I rolled my eyes as I pushed out of my desk and tiptoed out the back of the room. Rachel gave me a brief, pained look. I was sure I wore a matching one. “Two seconds. That’s it,” I told Isabel as she shuffled me across the hall into an empty classroom. The corkboard on the opposite wall was covered with anatomical drawings; someone had pinned a thong over one of the figures.

“Yeah. Whatever.” She shut the door behind us and eyed me as if I would spontaneously break into song or something. I didn’t know what she was waiting for.

I crossed my arms. “Okay. What do you want?”

I’d thought I was prepared for it, but when she said, “My brother. Jack,” my heart still raced.

I didn’t say anything.

“I saw him while I was running this morning.”

I swallowed. “Your brother.”

Isabel pointed at me with a perfect nail, glossier than the hood of the Bronco. Her ringlets bounced. “Oh, don’t give me that. I
talked
to him. He’s not dead.”

I briefly wrestled with the image of Isabel jogging. I couldn’t see it. Maybe she meant running from her Chihuahua. “Um.”

Isabel pressed on. “There was something screwed up with him. And don’t say ‘That’s because he’s dead.’ He’s not.”

Something about Isabel’s charming personality — and maybe the fact that I knew Jack was actually alive — made it
very difficult to empathize with her. I said, “Isabel, it seems to me like you don’t need me to have this conversation. You’re doing a great job all by yourself.”

“Shut up,” Isabel said, which only supported my theory. I was about to tell her so, but her next words stopped me cold. “When I saw Jack, he said he hadn’t really died. Then he started — twitching — and said he had to go
right then
. When I tried to ask him what was wrong with him, he said that you knew.”

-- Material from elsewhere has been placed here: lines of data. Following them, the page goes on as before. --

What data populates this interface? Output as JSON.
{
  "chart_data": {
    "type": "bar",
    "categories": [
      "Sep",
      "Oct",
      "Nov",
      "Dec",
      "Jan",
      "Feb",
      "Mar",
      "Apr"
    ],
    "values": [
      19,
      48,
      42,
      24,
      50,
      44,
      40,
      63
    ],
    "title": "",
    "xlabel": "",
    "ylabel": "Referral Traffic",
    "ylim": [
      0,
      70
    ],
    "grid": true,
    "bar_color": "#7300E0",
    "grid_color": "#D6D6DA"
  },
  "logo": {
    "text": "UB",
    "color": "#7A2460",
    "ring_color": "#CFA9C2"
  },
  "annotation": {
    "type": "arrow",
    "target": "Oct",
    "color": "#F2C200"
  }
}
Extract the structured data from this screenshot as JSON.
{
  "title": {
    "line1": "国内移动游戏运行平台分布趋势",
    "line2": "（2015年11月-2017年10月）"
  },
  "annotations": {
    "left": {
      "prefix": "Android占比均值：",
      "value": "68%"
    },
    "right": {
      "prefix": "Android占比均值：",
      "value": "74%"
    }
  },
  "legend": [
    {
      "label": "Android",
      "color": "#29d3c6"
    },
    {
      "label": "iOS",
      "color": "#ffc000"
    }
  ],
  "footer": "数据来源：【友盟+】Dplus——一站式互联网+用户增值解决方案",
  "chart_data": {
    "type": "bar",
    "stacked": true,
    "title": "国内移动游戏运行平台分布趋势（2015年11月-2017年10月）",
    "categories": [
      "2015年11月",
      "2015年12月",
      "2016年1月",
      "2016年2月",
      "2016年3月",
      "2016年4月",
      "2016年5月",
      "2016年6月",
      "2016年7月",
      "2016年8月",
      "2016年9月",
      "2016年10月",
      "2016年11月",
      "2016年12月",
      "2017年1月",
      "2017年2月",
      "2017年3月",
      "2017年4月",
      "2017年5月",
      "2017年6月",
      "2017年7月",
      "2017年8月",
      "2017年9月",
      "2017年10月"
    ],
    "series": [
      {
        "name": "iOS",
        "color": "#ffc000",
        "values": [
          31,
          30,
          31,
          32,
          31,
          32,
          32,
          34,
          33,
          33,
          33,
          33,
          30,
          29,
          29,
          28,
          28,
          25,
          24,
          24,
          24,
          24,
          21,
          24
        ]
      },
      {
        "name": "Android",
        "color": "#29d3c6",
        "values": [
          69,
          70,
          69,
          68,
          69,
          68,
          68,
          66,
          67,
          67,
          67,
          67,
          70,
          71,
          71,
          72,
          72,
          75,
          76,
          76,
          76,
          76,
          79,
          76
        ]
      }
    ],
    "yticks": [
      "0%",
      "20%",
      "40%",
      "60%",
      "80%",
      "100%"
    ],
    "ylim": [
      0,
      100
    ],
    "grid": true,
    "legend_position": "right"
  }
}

My voice came out a little strangled sounding. “Me?” But I remembered his eyes imploring me as he lay pinned beneath the she-wolf.
Help me.
He had recognized me.

“Well, it’s not exactly a shock, is it? Everyone knows that you and Olivia Marx are freaks for those wolves, and clearly this has something to do with them. So what’s going on, Grace?”

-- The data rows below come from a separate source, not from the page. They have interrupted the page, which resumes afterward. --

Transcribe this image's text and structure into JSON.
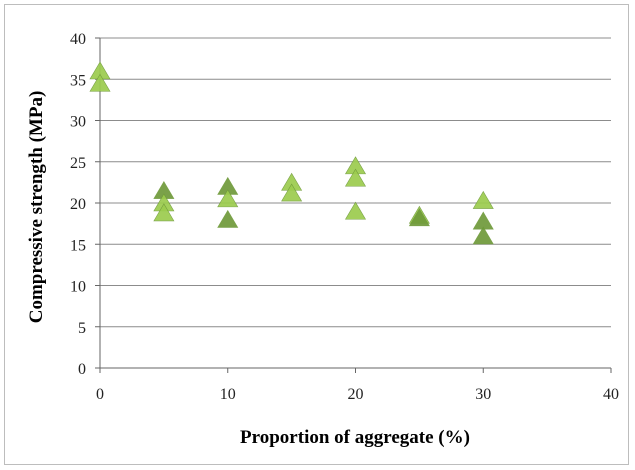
{
  "chart_data": {
    "type": "scatter",
    "title": "",
    "xlabel": "Proportion of aggregate (%)",
    "ylabel": "Compressive strength (MPa)",
    "xlim": [
      0,
      40
    ],
    "ylim": [
      0,
      40
    ],
    "xticks": [
      0,
      10,
      20,
      30,
      40
    ],
    "yticks": [
      0,
      5,
      10,
      15,
      20,
      25,
      30,
      35,
      40
    ],
    "grid": "horizontal",
    "legend": "none",
    "marker": "triangle",
    "colors": {
      "marker_light": "#9ccc4e",
      "marker_dark": "#6f9a3a",
      "grid": "#8c8c8c",
      "axis": "#666666"
    },
    "series": [
      {
        "points": [
          {
            "x": 0,
            "y": 36.0
          },
          {
            "x": 0,
            "y": 34.5
          },
          {
            "x": 5,
            "y": 21.5
          },
          {
            "x": 5,
            "y": 20.0
          },
          {
            "x": 5,
            "y": 18.8
          },
          {
            "x": 10,
            "y": 22.0
          },
          {
            "x": 10,
            "y": 20.5
          },
          {
            "x": 10,
            "y": 18.0
          },
          {
            "x": 15,
            "y": 22.5
          },
          {
            "x": 15,
            "y": 21.2
          },
          {
            "x": 20,
            "y": 24.5
          },
          {
            "x": 20,
            "y": 23.0
          },
          {
            "x": 20,
            "y": 19.0
          },
          {
            "x": 25,
            "y": 18.5
          },
          {
            "x": 25,
            "y": 18.2
          },
          {
            "x": 30,
            "y": 20.3
          },
          {
            "x": 30,
            "y": 17.8
          },
          {
            "x": 30,
            "y": 16.0
          }
        ]
      }
    ]
  }
}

I didn’t like the way she asked the question — like maybe she already knew the answer. Blood was rushing in my ears; I was in way over my head. “Look. You’re upset, I get that. But seriously, get help. Leave me and Olivia out of this. I don’t know what you saw, but it wasn’t Jack.”

The lie left a bad taste in my mouth. I could see the reasoning behind the pack’s secrecy, but Jack was Isabel’s brother. Didn’t she have a right to know?

“I wasn’t seeing things,” Isabel snapped as I opened the door. “I’m going to find him again. And I’m going to find out what your part is in all this.”

“I don’t have a part,” I said. “I just like the wolves. Now I need to get to class.”

Isabel stood in the doorway, watching me go, and I wondered what, at the beginning of all this, she had thought I was going to say.

She looked almost forlorn, or maybe it was just an act.

In any case, I said, “Isabel, just get help.”

She crossed her arms. “I thought that’s what I was doing.”